Kilka dni po tym, jak Chloe otrzymała diagnozę, tysiące kilometrów dalej, w Waszyngtonie, Sąd Najwyższy Stanów Zjednoczonych przegłosował uchylenie sprawy Roe przeciwko Wade, co zniosło konstytucyjne prawo do aborcji, które obowiązywało w całym kraju przez prawie 50 lat. Orzeczenie przywróciło stanom uprawnienia do decydowania o dostępie do aborcji. W Arizonie rozpoczął się proces wprowadzania 15-tygodniowego zakazu aborcji z wyjątkami tylko w nagłych wypadkach medycznych, gdy kontynuacja ciąży "stworzyłaby poważne ryzyko znacznego i nieodwracalnego upośledzenia głównych funkcji organizmu" matki.

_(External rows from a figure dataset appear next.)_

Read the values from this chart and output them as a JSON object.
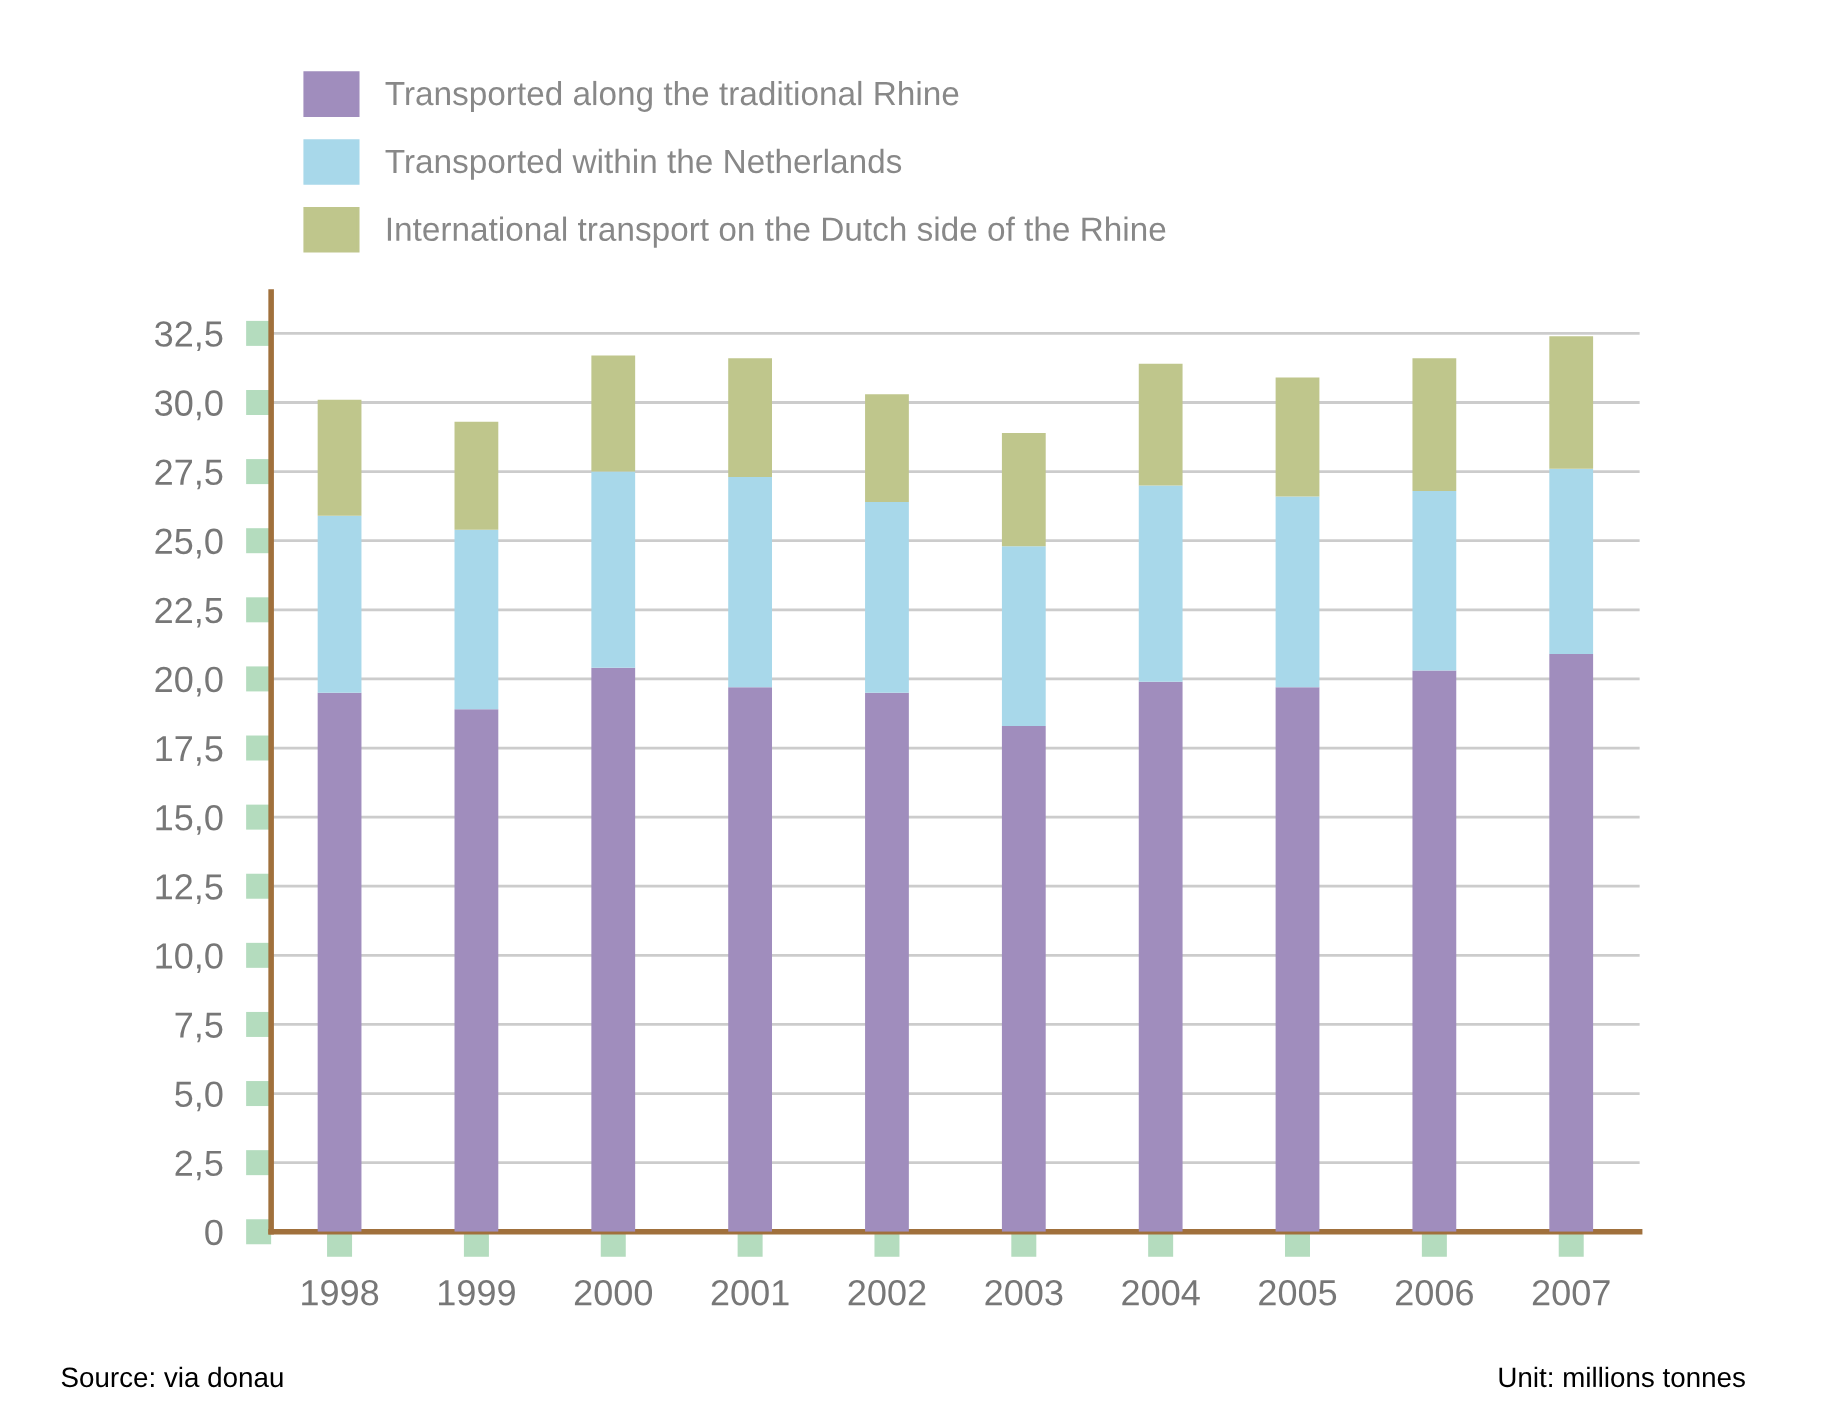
{
  "chart_data": {
    "type": "bar",
    "stacked": true,
    "categories": [
      "1998",
      "1999",
      "2000",
      "2001",
      "2002",
      "2003",
      "2004",
      "2005",
      "2006",
      "2007"
    ],
    "series": [
      {
        "name": "Transported along the traditional Rhine",
        "color": "#a08dbd",
        "values": [
          19.5,
          18.9,
          20.4,
          19.7,
          19.5,
          18.3,
          19.9,
          19.7,
          20.3,
          20.9
        ]
      },
      {
        "name": "Transported within the Netherlands",
        "color": "#a8d8ea",
        "values": [
          6.4,
          6.5,
          7.1,
          7.6,
          6.9,
          6.5,
          7.1,
          6.9,
          6.5,
          6.7
        ]
      },
      {
        "name": "International transport on the Dutch side of the Rhine",
        "color": "#bfc68c",
        "values": [
          4.2,
          3.9,
          4.2,
          4.3,
          3.9,
          4.1,
          4.4,
          4.3,
          4.8,
          4.8
        ]
      }
    ],
    "ylim": [
      0,
      34
    ],
    "yticks": [
      0,
      {
        "value": 2.5,
        "label": "2,5"
      },
      {
        "value": 5,
        "label": "5,0"
      },
      {
        "value": 7.5,
        "label": "7,5"
      },
      {
        "value": 10,
        "label": "10,0"
      },
      {
        "value": 12.5,
        "label": "12,5"
      },
      {
        "value": 15,
        "label": "15,0"
      },
      {
        "value": 17.5,
        "label": "17,5"
      },
      {
        "value": 20,
        "label": "20,0"
      },
      {
        "value": 22.5,
        "label": "22,5"
      },
      {
        "value": 25,
        "label": "25,0"
      },
      {
        "value": 27.5,
        "label": "27,5"
      },
      {
        "value": 30,
        "label": "30,0"
      },
      {
        "value": 32.5,
        "label": "32,5"
      }
    ],
    "grid": "y",
    "legend": "top left",
    "annotations": [
      "Source: via donau",
      "Unit: millions tonnes"
    ]
  }
}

Matka chciała wykonać aborcję

Chloe poprosiła swojego położnika o wywołanie porodu, aby mogła urodzić dziecko wcześniej i nie musieć donosić ciąży. Położnik odmówił. Chloe była zdruzgotana, ale postanowiła wykonać aborcję w innym stanie. Niestety, klinika aborcyjna, w której miała być to zrobić, odwołała jej wizytę na kilka dni przed zabiegiem. Jako powód podano zagrożenie, jak nakłada na siebie i klinikę po tym, jak podzieliła się swoją historią w mediach społecznościowych.

W 30 tygodniu ciąży i nie mogąc znaleźć alternatywnej opcji, kontynuowała ciążę. - Stałam się bardzo przygnębiona, bardziej przygnębiona niż byłam - powiedziała Chloe. Kobieta urodziła córkę 20 września 2022 roku. Laila urodziła się z deformacjami twarzy, w tym z rozszczepem podniebienia.

Po jednym dniu spędzonym w szpitalu dziecko zostało przeniesione do ośrodka hospicyjnego. Niepodejmowanie nadzwyczajnych środków, aby utrzymać Lailę przy życiu, to wybór Chloe. Decyzję podjęła na początku ciąży. Dziewczynka zmarła niecały dzień później. Kobieta zaczęła podupadać na zdrowiu i leczyła się psychiatrycznie. - Jako matka chcesz widzieć, jak twoje dzieci rozwijają się, a jej narodziny absolutnie nie powinny mieć miejsca - dodaje.